48      Zoals de Commissie in haar hierboven aangehaalde brief terecht heeft opgemerkt, doet het Gerecht daarenboven geen afbreuk aan verzoeksters rechten van verdediging door uitspraak te doen op de tegenvordering van de Commissie. De fase van de schriftelijke behandeling was immers reeds afgesloten toen zich het feit voordeed op basis waarvan het Gerecht heeft geoordeeld dat niet meer op het beroep hoefde te worden beslist, te weten het feit dat binnen de gestelde termijn geen nieuwe vertegenwoordigers waren aangeduid. Verzoekster was dus in de gelegenheid om in repliek argumenten aan te voeren in antwoord op de tegenvordering van de Commissie, wat zij ook gedaan heeft. Bovendien is verzoekster, via haar vertegenwoordigers, ervan op de hoogte gesteld dat de mondelinge behandeling werd geopend en dat een pleitzitting werd gehouden op 13 december 2012.

49      Uit een en ander volgt dat uitspraak moet worden gedaan op de tegenvordering van de Commissie.

 B – Gegrondheid van de tegenvordering

50      Met haar tegenvordering verzoekt de Commissie verzoekster ertoe te veroordelen haar enerzijds alle bedragen terug te betalen die zij onverschuldigd heeft ontvangen in het kader van de uitvoering van de twaalf overeenkomsten die zij met haar heeft gesloten, en haar anderzijds de vertragingsrente te betalen die deze bedragen hebben gegenereerd vanaf de in de debetnota’s van 7 augustus 2009 vermelde vervaldag voor de betaling.

51      Meer in het bijzonder zijn in de debetnota’s met betrekking tot elk van de betrokken projecten de volgende bedragen vermeld:

–        Lensis: 257 598,49 EUR;

–        E-Pharm Up: 153 227,00 EUR;

–        Liric: 36 694,12 EUR;

–        Grace: 493 735,91 EUR;

–        Cocoon: 201 387,39 EUR;

–        Secure-Justice: 217 564,26 EUR;

–        Qualeg: 291 371,53 EUR;

–        Care Paths: 144 352,41 EUR;

–        Highway: 76 000,00 EUR;

–        J WeB: 70 807,45 EUR;

–        E2SP: 120 717,75 EUR;

–        Clinic: 195 000,00 EUR. 

 1. Terugvordering van de onverschuldigd betaalde bedragen

[omissis]

148    Derhalve is het verzoek van de Commissie tot terugbetaling van 2 258 456,31 EUR – te weten het totale bedrag dat zij aan verzoekster heeft uitgekeerd krachtens de overeenkomsten die zij met haar heeft gesloten – dat is vervat in de twaalf debetnota’s die zij verzoekster op 7 augustus 2009 heeft toegestuurd, in overeenstemming met deze overeenkomsten.

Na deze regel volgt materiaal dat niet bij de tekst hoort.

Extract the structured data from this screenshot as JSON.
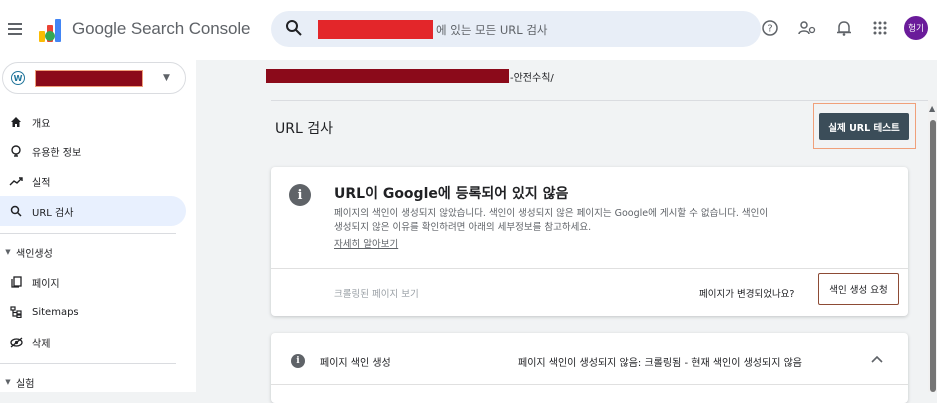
{
  "app": {
    "title": "Google Search Console",
    "avatar_text": "헝기"
  },
  "search": {
    "placeholder": "에 있는 모든 URL 검사"
  },
  "header_icons": [
    "help-icon",
    "manage-users-icon",
    "notifications-icon",
    "apps-grid-icon"
  ],
  "sidebar": {
    "property_icon": "W",
    "items": [
      {
        "label": "개요",
        "icon": "home-icon"
      },
      {
        "label": "유용한 정보",
        "icon": "lightbulb-icon"
      },
      {
        "label": "실적",
        "icon": "trending-icon"
      },
      {
        "label": "URL 검사",
        "icon": "search-icon",
        "active": true
      }
    ],
    "section_indexing": "색인생성",
    "indexing_items": [
      {
        "label": "페이지",
        "icon": "pages-icon"
      },
      {
        "label": "Sitemaps",
        "icon": "sitemap-icon"
      },
      {
        "label": "삭제",
        "icon": "removals-icon"
      }
    ],
    "section_experience": "실험"
  },
  "breadcrumb": {
    "suffix": "-안전수칙/"
  },
  "main": {
    "title": "URL 검사",
    "test_live_button": "실제 URL 테스트",
    "status": {
      "title": "URL이 Google에 등록되어 있지 않음",
      "description": "페이지의 색인이 생성되지 않았습니다. 색인이 생성되지 않은 페이지는 Google에 게시할 수 없습니다. 색인이 생성되지 않은 이유를 확인하려면 아래의 세부정보를 참고하세요.",
      "learn_more": "자세히 알아보기",
      "view_crawled": "크롤링된 페이지 보기",
      "changed_question": "페이지가 변경되었나요?",
      "request_indexing": "색인 생성 요청"
    },
    "indexing": {
      "label": "페이지 색인 생성",
      "value": "페이지 색인이 생성되지 않음: 크롤링됨 - 현재 색인이 생성되지 않음"
    }
  },
  "colors": {
    "accent": "#1a73e8",
    "button_dark": "#3b4d59",
    "redaction_red": "#e3262a",
    "redaction_maroon": "#8b0a1a",
    "highlight_orange": "#f0a07a"
  }
}
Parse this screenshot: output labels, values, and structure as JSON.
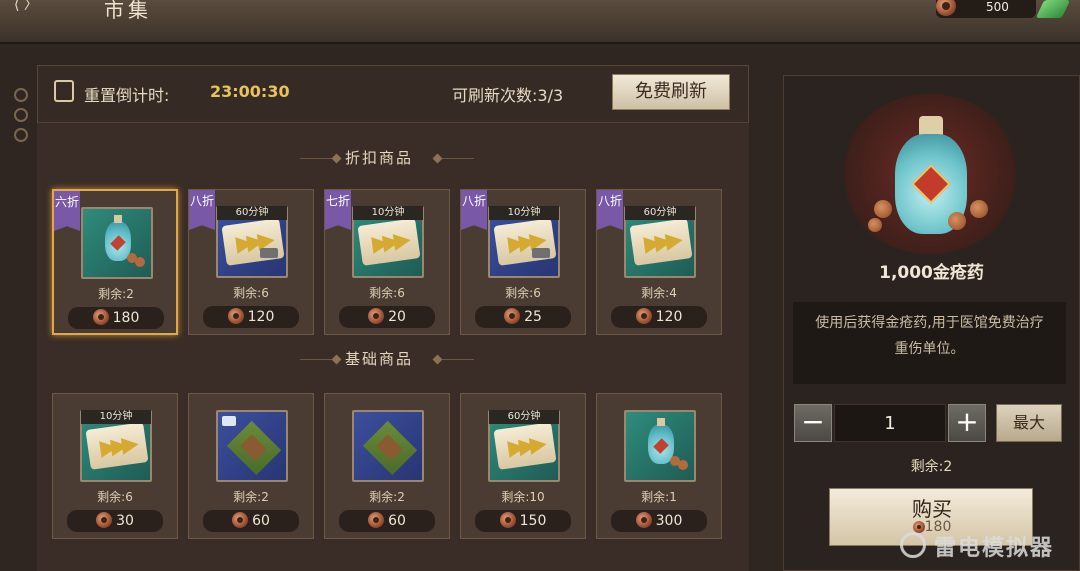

149    Aangezien verzoekster de in de debetnota’s vermelde bedragen bovendien niet betwist, moet de vordering tot terugbetaling van het bedrag van 2 258 456,31 EUR, dat verzoekster onverschuldigd heeft ontvangen, worden toegewezen.

 2. Vertragingsrente

150    De Commissie vordert betaling van de vertragingsrente die de in de debetnota’s van 7 augustus 2009 vermelde bedragen hebben opgebracht vanaf de in die nota’s vastgestelde vervaldag voor de betaling.

[omissis]

155    Bijgevolg moet verzoekster worden veroordeeld tot betaling van de rente waarin, naargelang van de betrokken overeenkomst, is voorzien in de bepalingen die in de punten 152, 153 en 154 hierboven in herinnering zijn gebracht, te rekenen vanaf de in de overeenkomstige debetnota’s aangegeven vervaldagen.

[omissis]


HET GERECHT (Achtste kamer),

rechtdoende, verklaart:

1)      Op het beroep van GL2006 Europe Ltd hoeft niet meer te worden beslist.

2)      GL2006 Europe wordt ertoe veroordeeld aan de Europese Commissie 2 258 456,31 EUR te betalen, vermeerderd met rente vanaf de in de debetnota’s van 7 augustus 2009 vermelde vervaldagen.

3)      GL2006 Europe wordt verwezen in de kosten.

Truchot

Martins Ribeiro

Popescu

Uitgesproken ter openbare terechtzitting te Luxemburg op 16 september 2013.

ondertekeningen


* Procestaal: Engels.


1      Enkel de punten van dit arrest waarvan het Gerecht publicatie nuttig acht, worden weergegeven.